Kravtsov has all the skills — plus size — you’d expected from a ninth-overall draft pick by the New York Rangers (in 2018). But after being a healthy scratch Sunday in Chicago, where college grad Aidan McDonough made his Canucks debut, Kravtsov showed little in his return to the lineup in St. Louis, failing to register a shot in 10:17 of ice time.
Tocchet said last week that this is an important summer for the Russian and that if Kravtsov trains well for four months he could be a good player for Vancouver next season. But the 23-year-old is a restricted free agent on July 1 and could return to the Kontinental Hockey League, his destination of choice when the Rangers wouldn’t guarantee him an NHL spot last season.
Kravtsov’s agent is Dan Milstein, who has an excellent relationship with Canucks GM Patrik Allvin and this week steered another client, college free agent Max Sasson, to Vancouver.
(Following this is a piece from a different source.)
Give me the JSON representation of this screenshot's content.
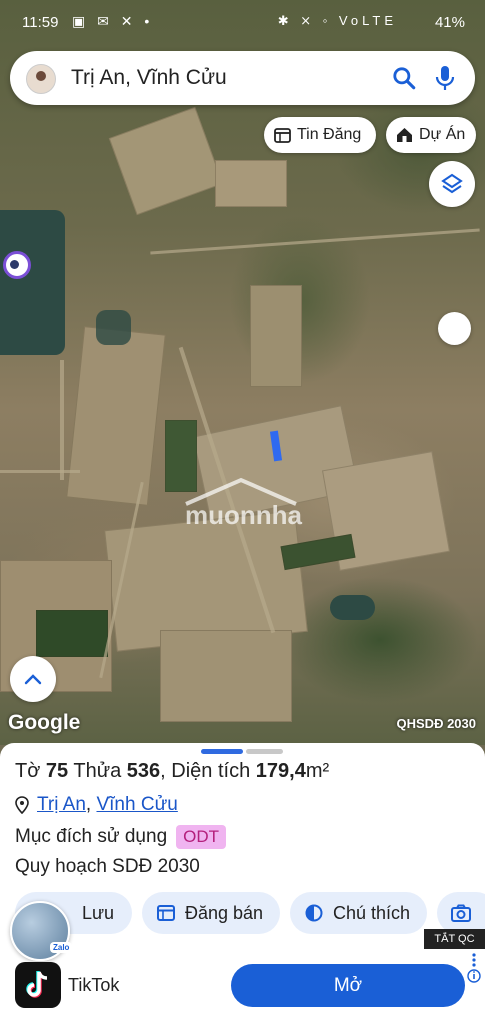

Milstein also helped broker the deal that brought Kravtsov to the Canucks from the Rangers on Feb. 25.
At this point, Canucks management expects to be able to re-sign Kravtsov and that he will compete for an NHL job in Vancouver next season.
With two more assists on Tuesday, including a Sedin-like interchange with Kuzmenko on Vancouver’s fourth goal, Elias Pettersson’s 13-game points streak is now just two shy of the franchise record co-held by Todd Bertuzzi (2001-02) and Petr Nedved (1992-93). Pettersson is up to 35 goals and 95 points in his 72 games.
Pettersson’s 50 points in 38 road games are second in the NHL in road scoring, and the centre’s 72 points at even strength and shorthanded are behind only Connor McDavid’s 76.